А Самир никакого другого интереса, кроме личного, в нем предположить не мог. Все, что сказал Ломяго, ему известно. Милиционеру за это платят. Если он об этом говорит, значит, хочет больше. Вот и вся проблема. Вопрос в том, насколько больше. Если в разумных пределах, то пожалуйста. Если нет — будем искать защиту у других людей.
— Почему врага? — спросил Самир. — Мы ни с кем не воюем. Наоборот, мы готовы к мирным переговорам, — намекнул он. — Чтобы всем было хорошо.
— Ты мне, случайно, не денег хочешь предложить? — вдруг возмутился Ломяго.

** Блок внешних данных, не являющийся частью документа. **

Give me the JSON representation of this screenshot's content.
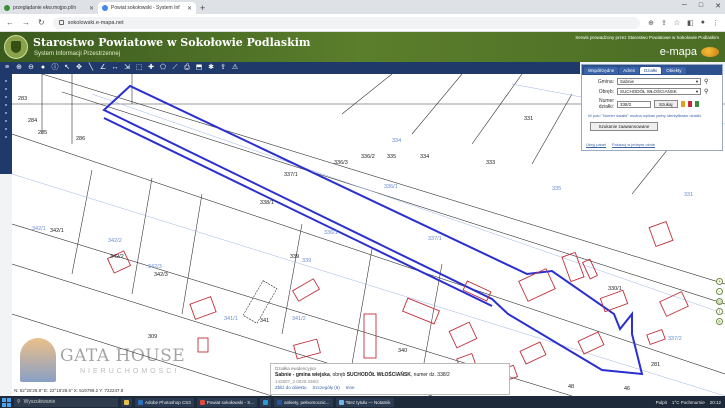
{
  "browser": {
    "tabs": [
      {
        "label": "przeglądanie ekw.mojpo.pl/n"
      },
      {
        "label": "Powiat sokołowski - System Inf"
      },
      {
        "label": ""
      }
    ],
    "url": "sokolowski.e-mapa.net"
  },
  "header": {
    "title": "Starostwo Powiatowe w Sokołowie Podlaskim",
    "subtitle": "System Informacji Przestrzennej",
    "right_info": "Serwis prowadzony przez Starostwo Powiatowe w Sokołowie Podlaskim",
    "brand": "e-mapa"
  },
  "map": {
    "parcels": [
      {
        "label": "283",
        "blue": false
      },
      {
        "label": "284",
        "blue": false
      },
      {
        "label": "285",
        "blue": false
      },
      {
        "label": "286",
        "blue": false
      },
      {
        "label": "331",
        "blue": false
      },
      {
        "label": "334",
        "blue": true
      },
      {
        "label": "336/3",
        "blue": false
      },
      {
        "label": "336/2",
        "blue": false
      },
      {
        "label": "335",
        "blue": false
      },
      {
        "label": "334",
        "blue": false
      },
      {
        "label": "333",
        "blue": false
      },
      {
        "label": "337/1",
        "blue": false
      },
      {
        "label": "336/1",
        "blue": true
      },
      {
        "label": "335",
        "blue": true
      },
      {
        "label": "338/1",
        "blue": false
      },
      {
        "label": "331",
        "blue": true
      },
      {
        "label": "342/1",
        "blue": true
      },
      {
        "label": "342/1",
        "blue": false
      },
      {
        "label": "336/1",
        "blue": true
      },
      {
        "label": "337/1",
        "blue": true
      },
      {
        "label": "342/2",
        "blue": true
      },
      {
        "label": "342/2",
        "blue": false
      },
      {
        "label": "342/3",
        "blue": true
      },
      {
        "label": "342/3",
        "blue": false
      },
      {
        "label": "339",
        "blue": false
      },
      {
        "label": "339",
        "blue": true
      },
      {
        "label": "341/1",
        "blue": true
      },
      {
        "label": "341/2",
        "blue": true
      },
      {
        "label": "341",
        "blue": false
      },
      {
        "label": "340",
        "blue": false
      },
      {
        "label": "309",
        "blue": false
      },
      {
        "label": "281",
        "blue": false
      },
      {
        "label": "337/2",
        "blue": true
      },
      {
        "label": "330/1",
        "blue": false
      },
      {
        "label": "55",
        "blue": false
      },
      {
        "label": "48",
        "blue": false
      },
      {
        "label": "46",
        "blue": false
      }
    ]
  },
  "watermark": {
    "name": "GATA HOUSE",
    "sub": "NIERUCHOMOŚCI"
  },
  "coords": "N: 52°25'28.8\"  E: 22°16'28.6\"  X: 519799.2  Y: 722247.8",
  "panel": {
    "tabs": [
      "Współrzędne",
      "Adres",
      "Działki",
      "Obiekty"
    ],
    "active_tab": "Działki",
    "gmina_label": "Gmina:",
    "gmina_value": "Sabnie",
    "obreb_label": "Obręb:",
    "obreb_value": "SUCHODÓŁ WŁOŚCIAŃSK",
    "nr_label": "Numer działki:",
    "nr_value": "338/2",
    "search_btn": "Szukaj",
    "hint": "W polu \"Numer działki\" można wpisać pełny identyfikator działki.",
    "advanced_btn": "Szukanie zaawansowane",
    "link1": "Ukryj panel",
    "link2": "Pokazuj w jednym oknie"
  },
  "popup": {
    "title": "Działka ewidencyjna",
    "desc_prefix": "Sabnie - gmina wiejska",
    "desc_mid": ", obręb ",
    "desc_obreb": "SUCHODÓŁ WŁOŚCIAŃSK",
    "desc_num": ", numer dz. 338/2",
    "id": "142807_2.0020.338/2",
    "link1": "Zbliż do obiektu",
    "link2": "Szczegóły (6)",
    "link3": "Inne"
  },
  "taskbar": {
    "search_placeholder": "Wyszukiwanie",
    "apps": [
      "Adobe Photoshop CS3",
      "Powiat sokołowski - S...",
      "ankiety, pełnomocnic...",
      "*Bez tytułu — Notatnik"
    ],
    "tray_text": "Pulpit",
    "weather": "1°C  Pochmurnie",
    "time": "20:12"
  },
  "colors": {
    "highlight": "#2a2fd0",
    "building": "#c0303a",
    "toolbar": "#1f3a6a",
    "banner": "#4f7226"
  }
}
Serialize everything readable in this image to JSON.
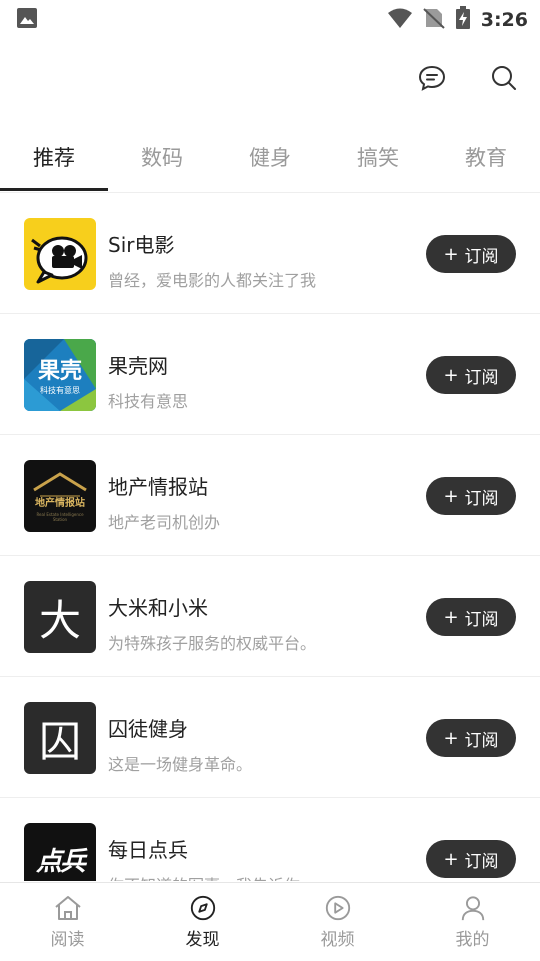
{
  "status_bar": {
    "time": "3:26"
  },
  "tabs": [
    {
      "label": "推荐",
      "active": true
    },
    {
      "label": "数码",
      "active": false
    },
    {
      "label": "健身",
      "active": false
    },
    {
      "label": "搞笑",
      "active": false
    },
    {
      "label": "教育",
      "active": false
    }
  ],
  "subscribe_label": "订阅",
  "subscribe_plus": "+",
  "channels": [
    {
      "name": "Sir电影",
      "desc": "曾经，爱电影的人都关注了我"
    },
    {
      "name": "果壳网",
      "desc": "科技有意思",
      "logo_text": "果壳",
      "logo_sub": "科技有意思"
    },
    {
      "name": "地产情报站",
      "desc": "地产老司机创办",
      "logo_text": "地产情报站",
      "logo_sub": "Real Estate Intelligence Station"
    },
    {
      "name": "大米和小米",
      "desc": "为特殊孩子服务的权威平台。",
      "logo_text": "大"
    },
    {
      "name": "囚徒健身",
      "desc": "这是一场健身革命。",
      "logo_text": "囚"
    },
    {
      "name": "每日点兵",
      "desc": "你不知道的军事，我告诉你",
      "logo_text": "点兵"
    }
  ],
  "bottom_nav": [
    {
      "label": "阅读",
      "icon": "home-icon",
      "active": false
    },
    {
      "label": "发现",
      "icon": "compass-icon",
      "active": true
    },
    {
      "label": "视频",
      "icon": "play-icon",
      "active": false
    },
    {
      "label": "我的",
      "icon": "user-icon",
      "active": false
    }
  ],
  "colors": {
    "accent": "#333333",
    "muted": "#9a9a9a",
    "divider": "#eeeeee"
  }
}
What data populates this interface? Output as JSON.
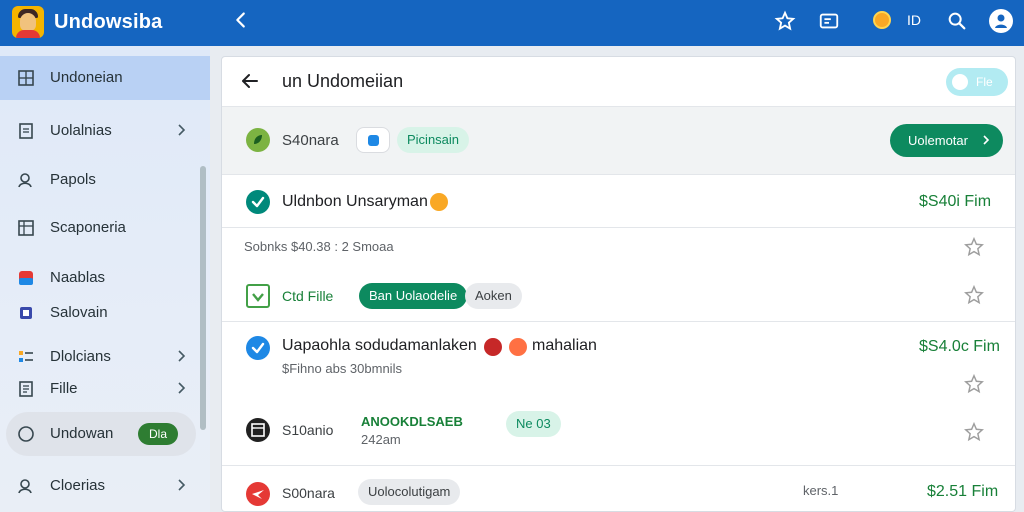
{
  "app": {
    "title": "Undowsiba"
  },
  "topbar": {
    "status_text": "ID"
  },
  "sidebar": {
    "items": [
      {
        "label": "Undoneian",
        "icon": "grid-icon"
      },
      {
        "label": "Uolalnias",
        "icon": "document-icon"
      },
      {
        "label": "Papols",
        "icon": "person-icon"
      },
      {
        "label": "Scaponeria",
        "icon": "table-icon"
      },
      {
        "label": "Naablas",
        "icon": "tile-icon"
      },
      {
        "label": "Salovain",
        "icon": "square-icon"
      },
      {
        "label": "Dlolcians",
        "icon": "bars-icon"
      },
      {
        "label": "Fille",
        "icon": "file-icon"
      },
      {
        "label": "Undowan",
        "icon": "circle-icon",
        "badge": "Dla"
      },
      {
        "label": "Cloerias",
        "icon": "person-icon"
      }
    ]
  },
  "main": {
    "title": "un Undomeiian",
    "toggle_label": "Fle",
    "filter": {
      "label": "S40nara",
      "chip": "Picinsain",
      "cta": "Uolemotar"
    },
    "rows": [
      {
        "title": "Uldnbon Unsaryman",
        "price": "$S40i Fim",
        "sub": "Sobnks $40.38 : 2 Smoaa"
      },
      {
        "label": "Ctd Fille",
        "chip_primary": "Ban Uolaodelie",
        "chip_secondary": "Aoken"
      },
      {
        "title": "Uapaohla sodudamanlaken",
        "title_suffix": "mahalian",
        "price": "$S4.0c Fim",
        "sub": "$Fihno abs 30bmnils"
      },
      {
        "label": "S10anio",
        "green_text": "ANOOKDLSAEB",
        "sub": "242am",
        "chip": "Ne 03"
      },
      {
        "label": "S00nara",
        "chip": "Uolocolutigam",
        "meta": "kers.1",
        "price": "$2.51 Fim"
      }
    ]
  },
  "colors": {
    "topbar": "#1565c0",
    "accent_green": "#0d8a5f",
    "price_green": "#188038",
    "active_sidebar": "#b9d1f4"
  }
}
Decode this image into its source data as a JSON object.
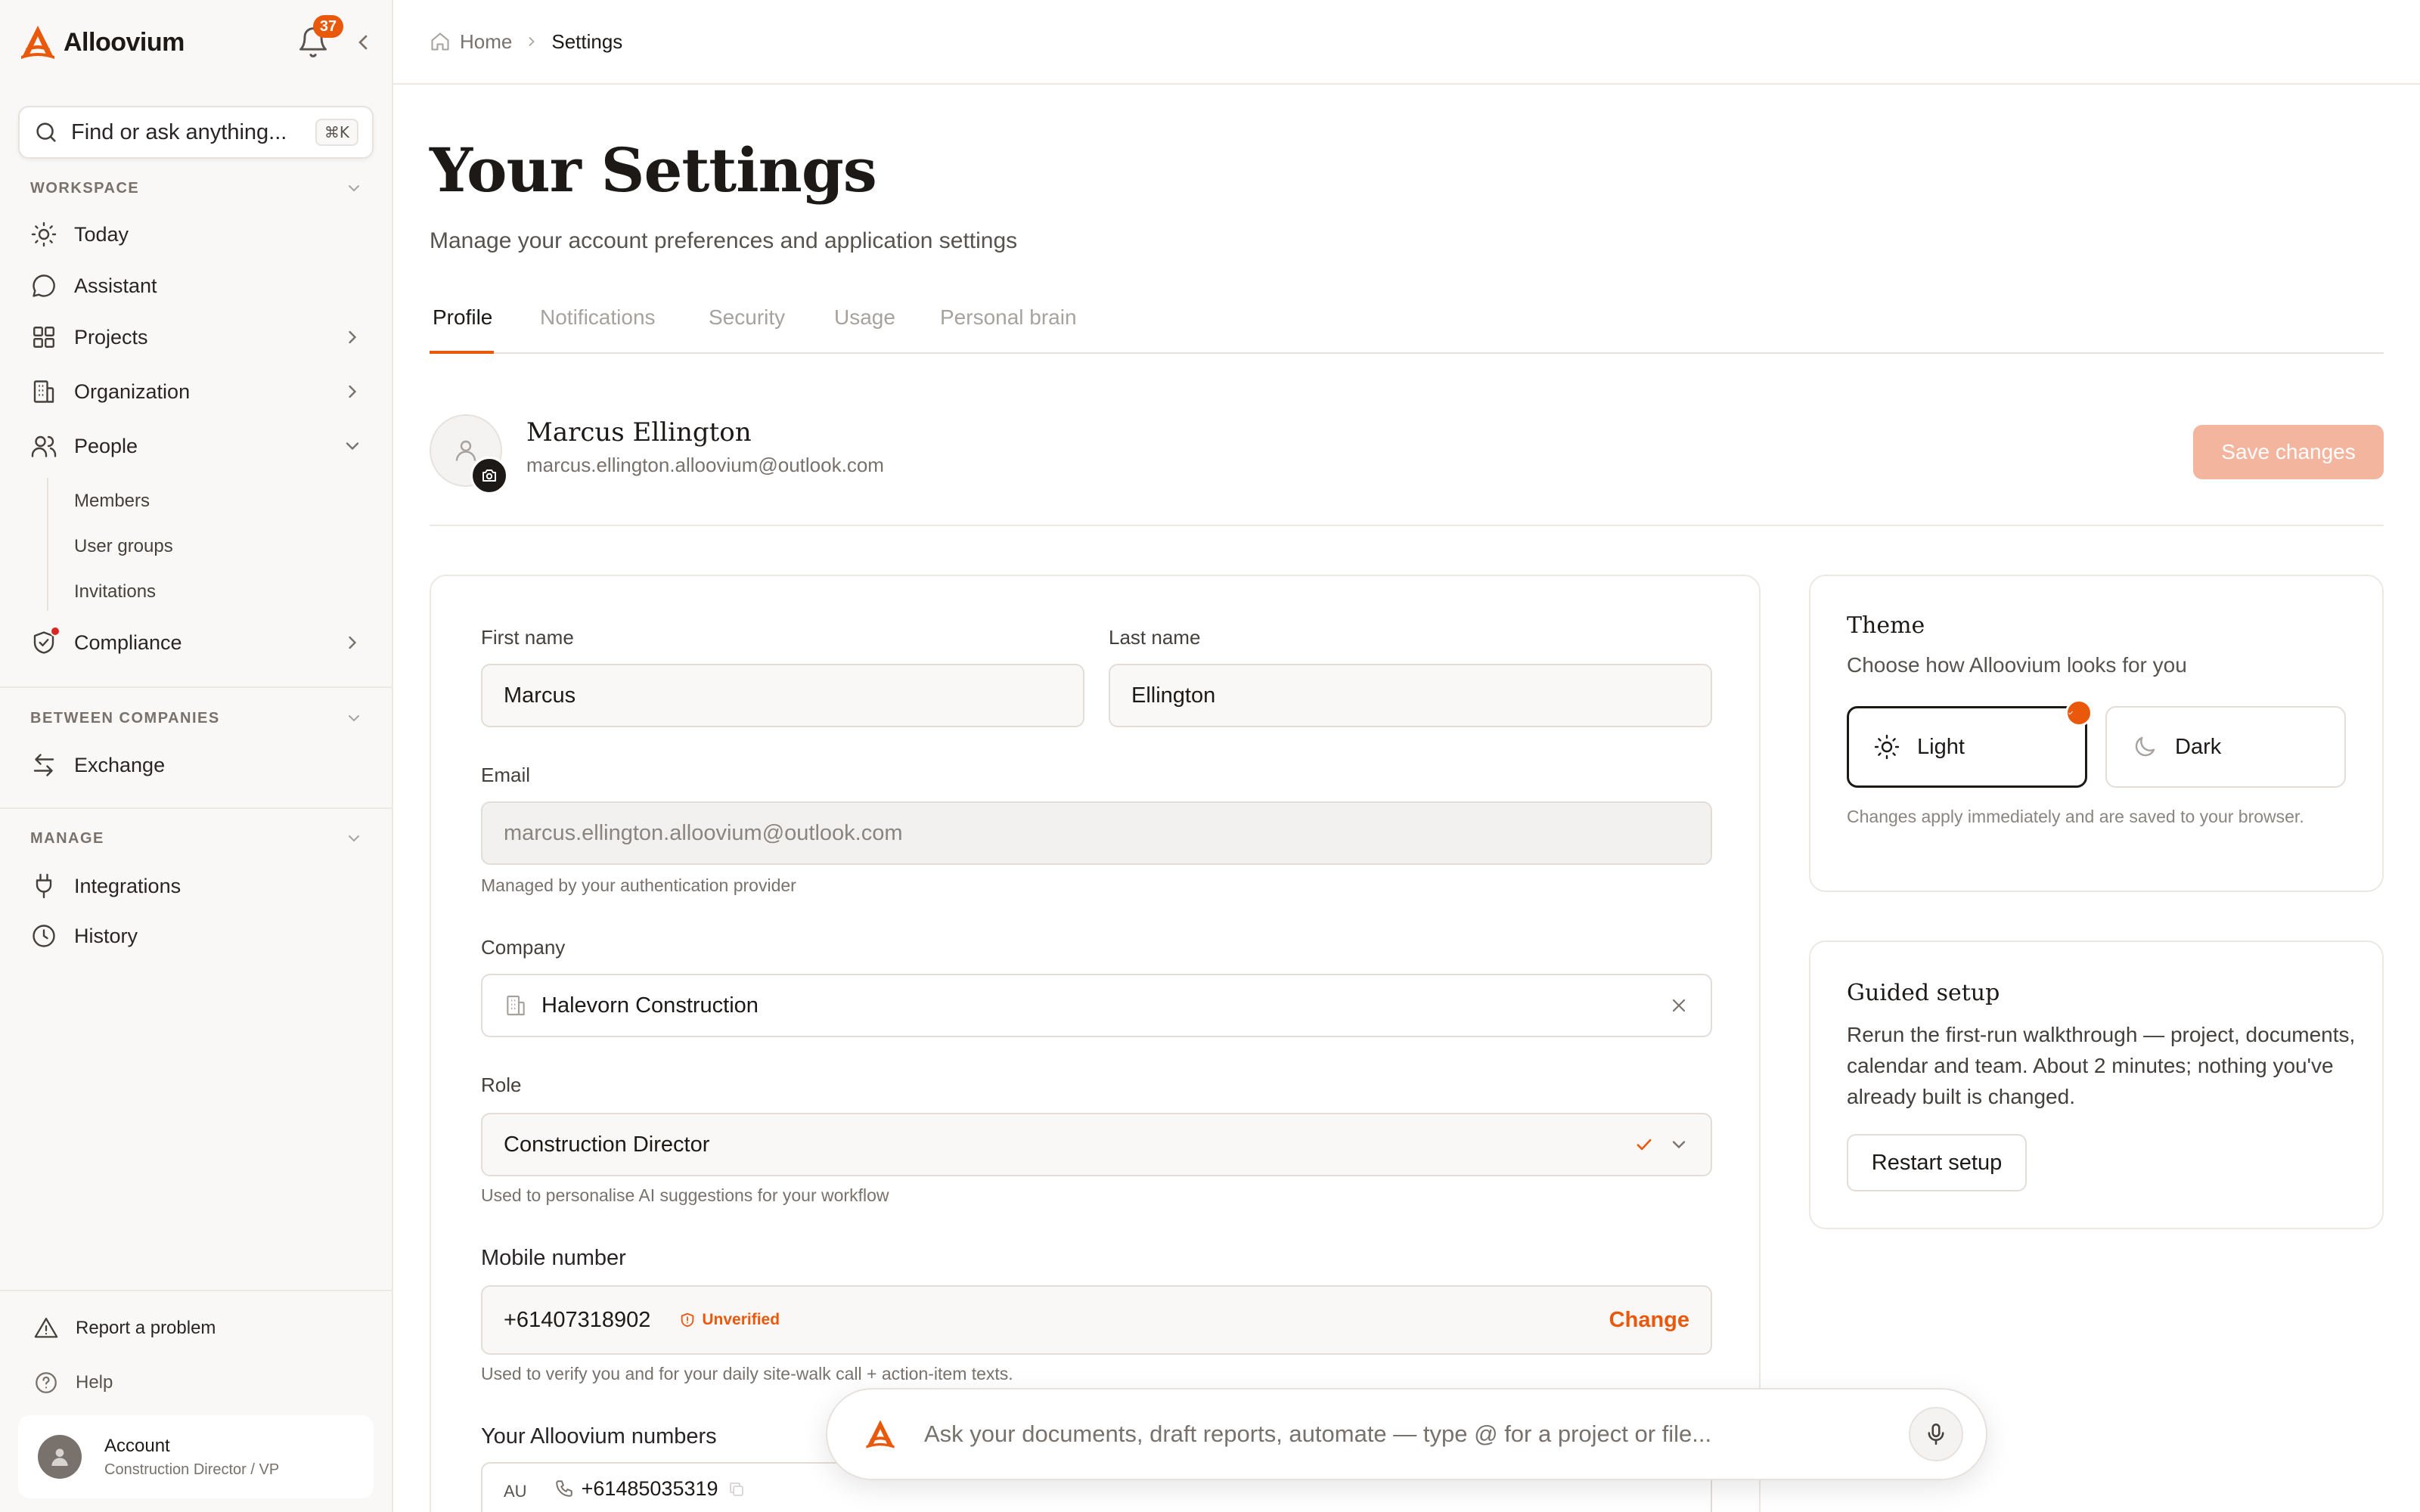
{
  "brand": {
    "name": "Alloovium",
    "accent": "#ea580c"
  },
  "notifications": {
    "count": "37"
  },
  "search": {
    "placeholder": "Find or ask anything...",
    "shortcut": "⌘K"
  },
  "sidebar": {
    "sections": {
      "workspace": "WORKSPACE",
      "between": "BETWEEN COMPANIES",
      "manage": "MANAGE"
    },
    "items": {
      "today": "Today",
      "assistant": "Assistant",
      "projects": "Projects",
      "organization": "Organization",
      "people": "People",
      "members": "Members",
      "user_groups": "User groups",
      "invitations": "Invitations",
      "compliance": "Compliance",
      "exchange": "Exchange",
      "integrations": "Integrations",
      "history": "History"
    },
    "bottom": {
      "report": "Report a problem",
      "help": "Help"
    },
    "account": {
      "name": "Account",
      "role": "Construction Director / VP"
    }
  },
  "breadcrumb": {
    "home": "Home",
    "current": "Settings"
  },
  "page": {
    "title": "Your Settings",
    "subtitle": "Manage your account preferences and application settings"
  },
  "tabs": [
    "Profile",
    "Notifications",
    "Security",
    "Usage",
    "Personal brain"
  ],
  "profile": {
    "name": "Marcus Ellington",
    "email": "marcus.ellington.alloovium@outlook.com",
    "save_label": "Save changes"
  },
  "form": {
    "first_name_label": "First name",
    "first_name": "Marcus",
    "last_name_label": "Last name",
    "last_name": "Ellington",
    "email_label": "Email",
    "email": "marcus.ellington.alloovium@outlook.com",
    "email_help": "Managed by your authentication provider",
    "company_label": "Company",
    "company": "Halevorn Construction",
    "role_label": "Role",
    "role": "Construction Director",
    "role_help": "Used to personalise AI suggestions for your workflow",
    "mobile_label": "Mobile number",
    "mobile": "+61407318902",
    "mobile_status": "Unverified",
    "mobile_change": "Change",
    "mobile_help": "Used to verify you and for your daily site-walk call + action-item texts.",
    "numbers_label": "Your Alloovium numbers",
    "number_country": "AU",
    "number": "+61485035319"
  },
  "theme": {
    "title": "Theme",
    "subtitle": "Choose how Alloovium looks for you",
    "light": "Light",
    "dark": "Dark",
    "selected": "light",
    "note": "Changes apply immediately and are saved to your browser."
  },
  "guided": {
    "title": "Guided setup",
    "body": "Rerun the first-run walkthrough — project, documents, calendar and team. About 2 minutes; nothing you've already built is changed.",
    "button": "Restart setup"
  },
  "assistant_bar": {
    "placeholder": "Ask your documents, draft reports, automate — type @ for a project or file..."
  }
}
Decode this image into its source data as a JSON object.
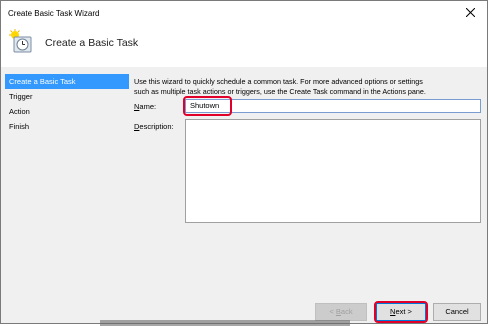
{
  "window": {
    "title": "Create Basic Task Wizard"
  },
  "header": {
    "title": "Create a Basic Task",
    "icon": "task-clock-icon"
  },
  "nav": {
    "items": [
      {
        "label": "Create a Basic Task",
        "active": true
      },
      {
        "label": "Trigger"
      },
      {
        "label": "Action"
      },
      {
        "label": "Finish"
      }
    ]
  },
  "content": {
    "intro_line1": "Use this wizard to quickly schedule a common task.  For more advanced options or settings",
    "intro_line2": "such as multiple task actions or triggers, use the Create Task command in the Actions pane.",
    "name_label_pre": "N",
    "name_label_post": "ame:",
    "name_value": "Shutown",
    "desc_label_pre": "D",
    "desc_label_post": "escription:",
    "desc_value": ""
  },
  "buttons": {
    "back_pre": "< ",
    "back_u": "B",
    "back_post": "ack",
    "next_u": "N",
    "next_post": "ext >",
    "cancel": "Cancel"
  },
  "colors": {
    "accent": "#3399ff",
    "annotation": "#e0002a"
  }
}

Расим отвернулся, не в силах удержать улыбку. И как без улыбки: целый спектакль разыгрывает похмельный мент, изображая из себя невинную девочку!
— Ну, зачем так сразу, — осторожно сказал Самир, не вполне понимая поведение Ломяго.
— А я тебя предупреждаю! — встал Ломяго и отодвинул при этом недопитую бутылку, показывая, что больше не желает прикасаться к этому дерьмовому пойлу. — Я предупреждаю: с деньгами лучше не суйся! Понял? Ни копейки с тебя больше не возьму! Ты думал, всех купить можно? Ошибаешься! Я не продаюсь, понял? И готовься: я вас тут всех проверю насквозь! И насчет убийства мальчика дело вернем на доследование! Сидеть будете у меня — если не все, то те, кто надо! Ясно?